Retour à l'accueil du site





Alice ZENITER


Sombre dimanche


Imre Mándy est né en 1973 près de Budapest et, au fil des événements qui jalonnent sa vie et de ceux vécus par sa famille avant sa naissance, c'est tout un pan de l'histoire de la Hongrie que nos parcourons sur les traces de ce garçon plutôt timide et réservé dont nous partageons le quotidien, les réflexions, les rêves, les colères, les bonheurs et les déceptions… Un très beau roman, tendre et poétique, au plus près des préoccupations du personnage et des bouleversements de son pays.
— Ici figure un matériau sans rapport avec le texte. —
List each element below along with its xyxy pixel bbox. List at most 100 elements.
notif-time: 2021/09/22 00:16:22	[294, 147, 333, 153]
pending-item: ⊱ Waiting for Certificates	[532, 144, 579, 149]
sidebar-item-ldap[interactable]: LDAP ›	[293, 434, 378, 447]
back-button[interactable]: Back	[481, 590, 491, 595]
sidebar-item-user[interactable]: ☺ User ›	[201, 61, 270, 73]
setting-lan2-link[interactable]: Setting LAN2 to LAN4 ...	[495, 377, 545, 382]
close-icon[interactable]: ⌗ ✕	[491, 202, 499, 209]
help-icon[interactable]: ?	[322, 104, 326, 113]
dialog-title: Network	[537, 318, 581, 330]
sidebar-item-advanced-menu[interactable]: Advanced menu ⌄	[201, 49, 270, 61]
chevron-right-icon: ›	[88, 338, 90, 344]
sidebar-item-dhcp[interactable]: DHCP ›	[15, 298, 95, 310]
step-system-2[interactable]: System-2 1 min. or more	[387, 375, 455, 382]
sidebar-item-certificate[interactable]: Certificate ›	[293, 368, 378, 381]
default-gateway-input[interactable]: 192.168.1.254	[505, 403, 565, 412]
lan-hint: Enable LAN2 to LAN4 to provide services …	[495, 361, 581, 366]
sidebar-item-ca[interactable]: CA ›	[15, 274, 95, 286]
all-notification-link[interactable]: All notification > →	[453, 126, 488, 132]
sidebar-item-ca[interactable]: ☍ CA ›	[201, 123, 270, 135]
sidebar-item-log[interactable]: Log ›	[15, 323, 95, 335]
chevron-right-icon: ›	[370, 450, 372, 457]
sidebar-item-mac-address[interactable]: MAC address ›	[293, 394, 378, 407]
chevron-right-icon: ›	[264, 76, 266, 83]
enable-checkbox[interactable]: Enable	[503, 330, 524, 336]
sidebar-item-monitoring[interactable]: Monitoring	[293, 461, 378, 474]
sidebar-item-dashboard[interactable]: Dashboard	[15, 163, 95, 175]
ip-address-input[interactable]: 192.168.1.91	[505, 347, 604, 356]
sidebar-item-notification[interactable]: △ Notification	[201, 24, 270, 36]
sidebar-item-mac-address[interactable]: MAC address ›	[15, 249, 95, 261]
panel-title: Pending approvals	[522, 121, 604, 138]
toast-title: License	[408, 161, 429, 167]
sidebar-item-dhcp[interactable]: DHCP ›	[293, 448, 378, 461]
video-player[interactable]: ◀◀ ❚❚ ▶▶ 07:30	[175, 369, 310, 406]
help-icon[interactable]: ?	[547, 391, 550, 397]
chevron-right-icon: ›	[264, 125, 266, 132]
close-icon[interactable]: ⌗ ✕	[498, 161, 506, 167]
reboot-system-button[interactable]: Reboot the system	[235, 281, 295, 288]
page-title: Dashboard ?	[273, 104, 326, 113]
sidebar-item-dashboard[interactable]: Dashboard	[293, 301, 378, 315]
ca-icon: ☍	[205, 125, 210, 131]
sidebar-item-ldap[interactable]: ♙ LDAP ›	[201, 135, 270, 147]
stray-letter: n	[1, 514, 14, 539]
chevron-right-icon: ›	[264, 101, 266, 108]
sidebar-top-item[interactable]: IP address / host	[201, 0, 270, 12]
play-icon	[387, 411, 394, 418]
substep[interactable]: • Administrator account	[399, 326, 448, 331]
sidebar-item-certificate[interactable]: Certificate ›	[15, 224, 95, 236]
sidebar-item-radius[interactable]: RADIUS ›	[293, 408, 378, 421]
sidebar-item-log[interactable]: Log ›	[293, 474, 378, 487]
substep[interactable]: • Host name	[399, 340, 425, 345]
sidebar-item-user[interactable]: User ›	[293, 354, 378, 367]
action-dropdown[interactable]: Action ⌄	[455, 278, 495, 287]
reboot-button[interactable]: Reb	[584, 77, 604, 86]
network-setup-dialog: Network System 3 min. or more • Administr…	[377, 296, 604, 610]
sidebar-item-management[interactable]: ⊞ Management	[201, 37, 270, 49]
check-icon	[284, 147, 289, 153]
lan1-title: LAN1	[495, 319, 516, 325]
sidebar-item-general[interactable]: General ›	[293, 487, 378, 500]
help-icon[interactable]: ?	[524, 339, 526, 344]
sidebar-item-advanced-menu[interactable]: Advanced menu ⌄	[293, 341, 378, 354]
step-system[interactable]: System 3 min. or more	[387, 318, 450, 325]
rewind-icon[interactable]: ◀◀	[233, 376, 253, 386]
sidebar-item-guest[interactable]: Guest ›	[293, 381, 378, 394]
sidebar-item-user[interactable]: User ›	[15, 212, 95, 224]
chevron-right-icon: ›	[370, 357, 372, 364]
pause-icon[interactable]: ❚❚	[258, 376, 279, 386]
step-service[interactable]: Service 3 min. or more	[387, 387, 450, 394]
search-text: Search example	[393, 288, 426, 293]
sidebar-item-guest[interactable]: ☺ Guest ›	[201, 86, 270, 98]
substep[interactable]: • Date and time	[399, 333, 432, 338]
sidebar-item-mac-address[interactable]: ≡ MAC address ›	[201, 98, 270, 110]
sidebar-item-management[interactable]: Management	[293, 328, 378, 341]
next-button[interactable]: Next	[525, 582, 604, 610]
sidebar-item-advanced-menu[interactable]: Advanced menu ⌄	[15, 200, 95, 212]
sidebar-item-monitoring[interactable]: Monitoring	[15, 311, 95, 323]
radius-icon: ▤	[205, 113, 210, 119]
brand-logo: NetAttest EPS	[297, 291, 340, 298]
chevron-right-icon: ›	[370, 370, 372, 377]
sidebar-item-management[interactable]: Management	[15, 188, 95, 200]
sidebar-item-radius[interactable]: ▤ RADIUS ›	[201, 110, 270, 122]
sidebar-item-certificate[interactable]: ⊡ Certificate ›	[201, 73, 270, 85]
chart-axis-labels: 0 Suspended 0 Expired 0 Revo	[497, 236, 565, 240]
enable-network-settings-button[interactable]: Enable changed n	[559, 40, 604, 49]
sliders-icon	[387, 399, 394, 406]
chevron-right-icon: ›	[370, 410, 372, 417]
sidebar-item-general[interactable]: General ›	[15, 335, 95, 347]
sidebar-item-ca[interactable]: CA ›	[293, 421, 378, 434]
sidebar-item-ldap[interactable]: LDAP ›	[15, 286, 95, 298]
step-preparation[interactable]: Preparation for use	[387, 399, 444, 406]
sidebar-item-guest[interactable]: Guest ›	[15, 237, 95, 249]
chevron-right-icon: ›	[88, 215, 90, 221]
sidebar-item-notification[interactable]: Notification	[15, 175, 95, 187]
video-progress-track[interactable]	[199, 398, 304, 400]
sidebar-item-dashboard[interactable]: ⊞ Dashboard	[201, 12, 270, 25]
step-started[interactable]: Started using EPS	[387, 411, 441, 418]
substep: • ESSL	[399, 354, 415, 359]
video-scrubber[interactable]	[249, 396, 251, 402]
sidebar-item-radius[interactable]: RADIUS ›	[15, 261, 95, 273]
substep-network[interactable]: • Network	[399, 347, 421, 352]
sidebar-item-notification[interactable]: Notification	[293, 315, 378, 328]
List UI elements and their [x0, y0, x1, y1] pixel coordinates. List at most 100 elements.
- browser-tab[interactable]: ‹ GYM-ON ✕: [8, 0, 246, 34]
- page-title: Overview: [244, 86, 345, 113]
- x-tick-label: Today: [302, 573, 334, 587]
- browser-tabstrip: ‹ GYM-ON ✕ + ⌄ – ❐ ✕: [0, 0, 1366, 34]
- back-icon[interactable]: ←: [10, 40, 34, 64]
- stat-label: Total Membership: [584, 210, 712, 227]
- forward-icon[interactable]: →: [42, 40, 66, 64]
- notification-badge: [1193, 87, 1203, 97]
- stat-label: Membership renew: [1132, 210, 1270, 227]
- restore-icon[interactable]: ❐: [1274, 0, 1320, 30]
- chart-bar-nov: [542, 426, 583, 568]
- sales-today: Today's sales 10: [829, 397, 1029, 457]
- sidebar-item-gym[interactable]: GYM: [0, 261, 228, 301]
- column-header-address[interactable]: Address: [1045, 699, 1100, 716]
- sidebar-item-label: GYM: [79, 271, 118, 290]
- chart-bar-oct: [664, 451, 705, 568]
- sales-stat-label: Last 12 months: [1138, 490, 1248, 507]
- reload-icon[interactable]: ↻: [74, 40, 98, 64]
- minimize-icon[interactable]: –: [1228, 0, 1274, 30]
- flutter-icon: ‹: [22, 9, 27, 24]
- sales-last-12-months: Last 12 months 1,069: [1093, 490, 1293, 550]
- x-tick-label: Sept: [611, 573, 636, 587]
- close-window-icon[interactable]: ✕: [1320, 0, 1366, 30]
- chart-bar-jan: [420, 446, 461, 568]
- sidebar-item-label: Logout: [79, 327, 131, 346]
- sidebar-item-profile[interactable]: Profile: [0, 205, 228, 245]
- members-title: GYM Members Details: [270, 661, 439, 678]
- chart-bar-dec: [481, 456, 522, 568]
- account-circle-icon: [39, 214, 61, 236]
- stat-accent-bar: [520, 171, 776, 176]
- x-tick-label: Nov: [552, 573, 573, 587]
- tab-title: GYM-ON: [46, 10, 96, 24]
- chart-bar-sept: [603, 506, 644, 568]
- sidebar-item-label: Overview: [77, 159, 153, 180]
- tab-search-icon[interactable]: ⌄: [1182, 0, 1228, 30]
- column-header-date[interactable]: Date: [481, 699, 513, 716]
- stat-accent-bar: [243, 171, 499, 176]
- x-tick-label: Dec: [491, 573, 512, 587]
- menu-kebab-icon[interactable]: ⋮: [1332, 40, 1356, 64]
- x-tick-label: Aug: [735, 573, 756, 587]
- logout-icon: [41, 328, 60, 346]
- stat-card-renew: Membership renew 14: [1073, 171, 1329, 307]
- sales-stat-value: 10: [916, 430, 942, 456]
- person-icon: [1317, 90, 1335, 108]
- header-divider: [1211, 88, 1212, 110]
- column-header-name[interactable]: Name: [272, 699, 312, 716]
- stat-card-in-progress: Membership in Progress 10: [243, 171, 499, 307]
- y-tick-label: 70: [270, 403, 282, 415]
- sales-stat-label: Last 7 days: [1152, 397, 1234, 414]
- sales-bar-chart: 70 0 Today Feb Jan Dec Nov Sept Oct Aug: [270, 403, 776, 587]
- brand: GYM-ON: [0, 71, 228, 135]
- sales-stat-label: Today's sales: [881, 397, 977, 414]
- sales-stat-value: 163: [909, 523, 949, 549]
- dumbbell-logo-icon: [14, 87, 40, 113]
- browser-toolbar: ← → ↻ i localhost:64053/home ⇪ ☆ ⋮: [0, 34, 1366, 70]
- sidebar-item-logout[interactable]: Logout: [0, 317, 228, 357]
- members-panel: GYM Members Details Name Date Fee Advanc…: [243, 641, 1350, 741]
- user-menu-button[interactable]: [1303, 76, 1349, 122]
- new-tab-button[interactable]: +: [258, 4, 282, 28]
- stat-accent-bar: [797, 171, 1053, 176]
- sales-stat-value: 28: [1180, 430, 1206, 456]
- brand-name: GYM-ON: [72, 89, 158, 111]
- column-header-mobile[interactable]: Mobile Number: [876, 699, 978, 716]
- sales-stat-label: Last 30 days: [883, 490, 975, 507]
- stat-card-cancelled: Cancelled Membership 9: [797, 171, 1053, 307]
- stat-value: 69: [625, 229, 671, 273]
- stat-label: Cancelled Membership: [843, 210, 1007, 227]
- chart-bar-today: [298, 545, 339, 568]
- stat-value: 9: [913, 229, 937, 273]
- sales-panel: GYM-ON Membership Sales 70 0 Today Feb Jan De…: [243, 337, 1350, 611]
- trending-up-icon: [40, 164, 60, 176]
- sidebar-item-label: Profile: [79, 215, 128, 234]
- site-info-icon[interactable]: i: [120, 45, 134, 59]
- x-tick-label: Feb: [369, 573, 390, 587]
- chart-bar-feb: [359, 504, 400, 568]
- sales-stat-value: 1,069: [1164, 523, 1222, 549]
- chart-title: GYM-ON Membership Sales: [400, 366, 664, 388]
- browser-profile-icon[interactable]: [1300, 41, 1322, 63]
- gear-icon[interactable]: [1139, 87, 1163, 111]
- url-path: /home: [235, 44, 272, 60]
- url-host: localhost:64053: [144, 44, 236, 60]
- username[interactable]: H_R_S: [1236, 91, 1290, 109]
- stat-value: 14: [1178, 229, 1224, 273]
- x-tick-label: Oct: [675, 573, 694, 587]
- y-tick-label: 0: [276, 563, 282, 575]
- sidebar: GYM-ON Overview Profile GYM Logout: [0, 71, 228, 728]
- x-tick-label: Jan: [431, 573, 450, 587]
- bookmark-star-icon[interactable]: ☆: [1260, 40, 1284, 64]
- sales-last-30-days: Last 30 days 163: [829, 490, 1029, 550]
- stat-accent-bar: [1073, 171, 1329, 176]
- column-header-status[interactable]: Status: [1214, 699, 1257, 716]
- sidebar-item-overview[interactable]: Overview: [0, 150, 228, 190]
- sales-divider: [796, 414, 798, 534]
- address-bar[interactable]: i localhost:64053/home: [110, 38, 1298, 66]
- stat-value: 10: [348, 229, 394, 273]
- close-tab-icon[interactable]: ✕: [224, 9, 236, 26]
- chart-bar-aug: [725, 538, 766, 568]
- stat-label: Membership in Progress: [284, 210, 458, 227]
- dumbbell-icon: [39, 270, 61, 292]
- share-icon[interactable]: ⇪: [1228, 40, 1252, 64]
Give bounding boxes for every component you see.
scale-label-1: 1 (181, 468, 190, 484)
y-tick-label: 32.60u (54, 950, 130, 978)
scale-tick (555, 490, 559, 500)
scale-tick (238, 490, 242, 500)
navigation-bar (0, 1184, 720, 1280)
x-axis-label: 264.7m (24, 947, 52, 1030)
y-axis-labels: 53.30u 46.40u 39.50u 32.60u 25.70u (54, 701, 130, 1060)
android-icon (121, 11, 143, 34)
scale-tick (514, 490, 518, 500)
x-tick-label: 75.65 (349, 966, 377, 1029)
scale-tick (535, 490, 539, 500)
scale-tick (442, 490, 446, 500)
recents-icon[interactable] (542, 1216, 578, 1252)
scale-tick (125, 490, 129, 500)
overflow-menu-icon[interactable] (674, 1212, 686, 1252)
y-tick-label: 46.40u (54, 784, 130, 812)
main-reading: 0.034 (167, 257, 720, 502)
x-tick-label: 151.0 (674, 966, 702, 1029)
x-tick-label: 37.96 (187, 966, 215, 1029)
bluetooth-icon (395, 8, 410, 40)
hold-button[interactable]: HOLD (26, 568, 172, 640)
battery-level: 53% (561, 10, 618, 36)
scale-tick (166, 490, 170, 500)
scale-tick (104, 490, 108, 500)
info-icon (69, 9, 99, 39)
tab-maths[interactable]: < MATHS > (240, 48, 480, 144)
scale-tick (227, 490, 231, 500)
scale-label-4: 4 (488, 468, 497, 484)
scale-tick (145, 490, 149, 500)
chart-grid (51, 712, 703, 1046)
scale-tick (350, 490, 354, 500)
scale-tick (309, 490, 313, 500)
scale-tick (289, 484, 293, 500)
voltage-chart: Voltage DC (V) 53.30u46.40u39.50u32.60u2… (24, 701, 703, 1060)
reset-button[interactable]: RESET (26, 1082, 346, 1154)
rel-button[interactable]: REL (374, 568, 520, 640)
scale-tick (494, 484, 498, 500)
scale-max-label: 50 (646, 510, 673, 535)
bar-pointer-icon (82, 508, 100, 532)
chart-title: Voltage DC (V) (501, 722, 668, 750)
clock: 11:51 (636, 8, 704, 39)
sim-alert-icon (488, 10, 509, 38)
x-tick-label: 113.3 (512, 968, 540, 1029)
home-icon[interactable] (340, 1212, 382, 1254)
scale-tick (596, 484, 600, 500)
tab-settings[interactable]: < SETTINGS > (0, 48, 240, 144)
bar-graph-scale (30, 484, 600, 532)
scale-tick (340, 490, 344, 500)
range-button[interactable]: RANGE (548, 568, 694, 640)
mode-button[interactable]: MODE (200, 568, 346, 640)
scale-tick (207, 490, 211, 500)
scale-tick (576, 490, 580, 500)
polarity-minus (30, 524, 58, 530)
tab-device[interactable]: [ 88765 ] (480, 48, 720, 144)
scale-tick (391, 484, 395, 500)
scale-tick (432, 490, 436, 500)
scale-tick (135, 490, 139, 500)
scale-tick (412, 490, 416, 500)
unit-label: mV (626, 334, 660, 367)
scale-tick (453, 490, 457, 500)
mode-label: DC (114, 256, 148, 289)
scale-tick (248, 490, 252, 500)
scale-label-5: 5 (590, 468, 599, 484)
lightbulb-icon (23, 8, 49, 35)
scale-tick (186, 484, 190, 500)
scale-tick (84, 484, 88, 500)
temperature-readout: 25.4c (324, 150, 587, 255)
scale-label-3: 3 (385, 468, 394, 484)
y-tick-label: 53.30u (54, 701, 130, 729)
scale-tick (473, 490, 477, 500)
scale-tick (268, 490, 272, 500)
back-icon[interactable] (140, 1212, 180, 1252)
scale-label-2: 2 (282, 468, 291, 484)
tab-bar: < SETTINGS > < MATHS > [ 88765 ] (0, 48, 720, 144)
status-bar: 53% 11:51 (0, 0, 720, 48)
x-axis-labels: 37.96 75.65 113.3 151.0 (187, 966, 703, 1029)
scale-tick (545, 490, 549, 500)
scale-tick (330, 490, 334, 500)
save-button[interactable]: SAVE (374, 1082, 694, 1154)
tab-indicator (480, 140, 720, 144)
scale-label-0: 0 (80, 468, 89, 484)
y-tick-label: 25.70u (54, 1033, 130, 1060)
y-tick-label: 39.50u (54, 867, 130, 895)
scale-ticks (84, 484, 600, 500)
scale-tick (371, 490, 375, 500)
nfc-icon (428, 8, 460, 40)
Imre vit dans une petite maison enclavée entre les rails d'une gare de Budapest, une maison construite par son arrière-arrière-grand-père, une maison où il vit avec ses parents, sa sœur et son grand-père. Très vite, Imre est confronté à des secrets de famille, des choses qu'il observe et dont personne ne veut parler. Ainsi son grand-père se soule tous les ans, le 2 mai, chantant et insultant Staline et les jardiniers. Ainsi son père, Pal, ne porte pas le prénom d'Imre comme tous les aînés de la famille, de génération en génération, et ses sœurs l'avaient surnommé "Ruskoff". Mais quand Imre pose des questions, sa mère lui répond invariablement "le petit curieux devient vieux trop tôt". Heureusement pour le lecteur, quelques retours en arrière permettent peu à peu de comprendre ces mystères et de voir comment ils sont liés à l'histoire du pays.

Les parents d'Imre travaillent à la gare. Lui tenait un petit café coincé entre quatre rideaux de plastique frangés qui conservaient un peu de chaleur et le brouillard des cigarettes fumées à la dizaine par ses clients. Il vendait des sandwiches à la viande panée connus pour être énormes mais secs comme les pierres, des roulés au pavot et des barres de chocolat Balaton[…].
Quant à Ildiko, elle s'occupait du guichet des voyages intérieurs. Elle rêvait de passer un jour au comptoir des voyages internationaux mais sous le régime communiste il y avait trop peu de voyageurs autorisés à sortir du pays pour qu'on puisse envisager la création d'un nouveau poste.

La vie d'Imre change avec l'arrivée de Zsolt, qui a deux ans de plus que lui et dont le père est contrôleur à la gare. Ils vont grandir ensemble, passer de l'enfance à l'adolescence et fantasmer sur les "Californiennes".
Après la chute du mur, les échanges sont plus faciles entre la Hongrie et le reste du monde et, un après-midi de 1993, Imre qui se promène sur l'île Marguerite, repère une fille allongée sur la pelouse.
Elle était blonde. Elle bronzait étendue sur un paréo, vêtue d'un haut de bikini et d'un short en jean. Elle portait des lunettes de soleil surdimensionnées. Le bas de son visage paraissait minuscule en comparaison. […]
Il s'était rebaptisé Imy, sûr qu'aucun Américain ne saurait rouler le "r" de son nom proprement.[…]
Il tendit la main à la Californienne encore à demi allongée sur la pelouse.
- I'm Imy.
- Kerstin, répondit-elle, Kerstin Weinhamer.
Pendant un instant, il douta, tentant de s'accrocher encore à son rêve. Mais elle ajouta : From Kö1n. Et Imre dut se rendre à l'évidence, aussi déplaisante fût-elle : la jeune femme était allemande.

Le livre est aussi traversé par la mort, notamment la mort des femmes de la famille, celle de la grand-mère Sara, cause des souleries du 2 mai et qui reste mystérieuse jusqu'aux dernières pages du roman, celle des sœurs de Sara (envoyées par les Russes dans une mine de sel. Après plusieurs mois de travaux forcés, elles avaient décidé de mettre fin à leur vie en s'empoisonnant avec le sel remonté des galeries. Elles en avaient avalé de grosses poignées grises et crissantes. Sara ne les avait jamais revues.), celle d'Idilko, la mère d'Imre, fauchée par un train, une mort dont son mari se sent responsable…

Tous les personnages sont très attachants, avec leurs faiblesses ou leurs excès, et nous suivons avec émotion l'histoire de cette famille sur trois générations, dans le contexte sobrement évoqué des événements qui ont bouleversé le pays au fil du XXe siècle.

Serge Cabrol 
(17/02/13)    



Retour
Sommaire
Lectures








Albin Michel

(Janvier 2013)
288 pages – 19 €








Alice Zeniter
née en 1986, est normalienne et doctorante en études théâtrales. Sombre dimanche est son troisième roman. Le précédent, Jusque dans nos bras, a été repris en Livre de Poche.